There are no layout options for starters and that is a deal breaker. How would you place an image, say a vertical screenshot from a phone, in a column on the right and have the text flow around it? Notice you can’t even resize an image. How do you insert a non-YouTube video or an audio file? There is also no way to create a table or text box.
Of course you could switch to the code editor and start messing around with the raw HTML and styles, but for that we already have… well, what we already have.
These are are just some of the things I have missed with our current solutions at one time or another and have had to do without (which has resulted in an incomplete, cut down article), or had to jimmy some way, often with bad results and always with time wasted when this sort of thing should be a given.
Between hugo shortcodes, partial templates and Decap widgets (the youtube and image posting features in the demo are custom widgets by the looks of it) we could probably make most everything work.
In particular with regards to layouting we may be hitting a UX wall though. Markdown doesn’t lend itself all that well to the described ad-hoc layout requirements - in my experience anyway - consider something as trivial as centering a line… Long story short, I’m not convinced we’ll get to nearly as tantalizing a WYSIWYG experience as we would have with wordpress.
The question with all this is of course: are we willing to spend time on this, and who’s gonna do it. Any takers?
That is a general problem really. Also with wordpress. We don’t have a wordpress theme that aligns with our kde.org hugo site theme nor do I know of anyone who would work on it or maintain it to keep it synced up with the hugo theme. It’s not like we have a made bed on the wordpress side either.
I am not sure where that leaves us.
We have Hugo without complete promo team buy-in and Wordpress without complete web team buy-in. We may have to fudge the requirements a bit I fear.
Perhaps I should explain my motivation a bit: The reason my original proposal specifically talks about Hugo is because we can easily move from Hugo to something else if we find Hugo wildly crappy, precisely because of what makes content creation such a pain - Hugo’s text format is fairly “low-tech”. The same cannot be said about Wordpress. So… If nothing else Hugo is at least a stepping stone away from Drupal.

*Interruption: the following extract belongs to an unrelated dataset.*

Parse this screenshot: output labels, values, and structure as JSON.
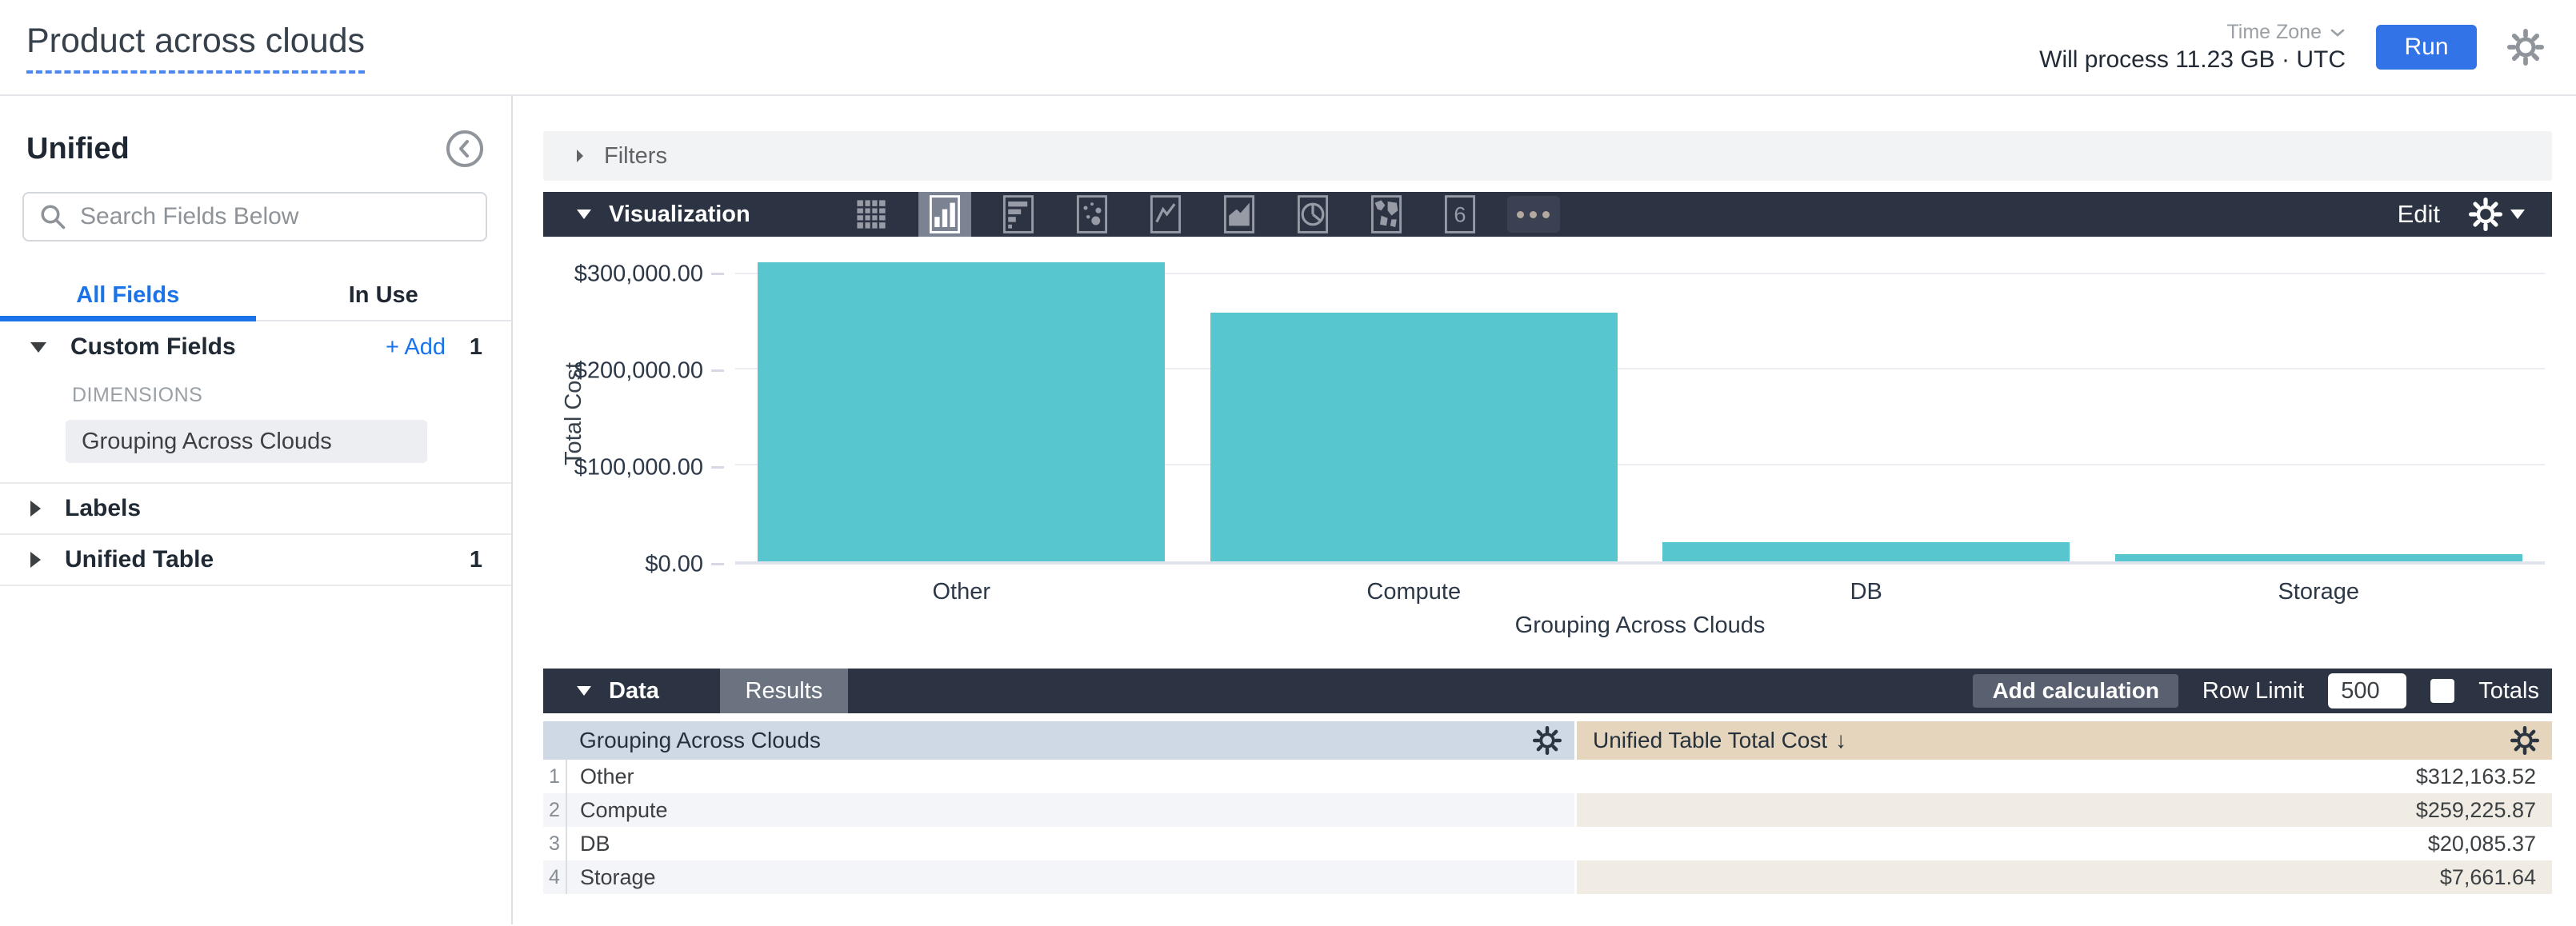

I would like to point out that Kdenlive, LabPlot, Krita all use WordPress, as do Nate, David E., and many more devs and community members, albeit offsite from KDE.org – that said, Nate has said several times would like to bring his blog onsite.
WordPress is the most used blogging/CMS platform for a reason and we have used it enough to know it will provide what we need. I understand the effort and work it will entail, but maybe the smartest move would be to bite the bullet now and work on providing official support for WordPress at KDE. It may be worthwhile committing all the way and not risk having to start over in a few months time when the compromise solution proves to be inadequate.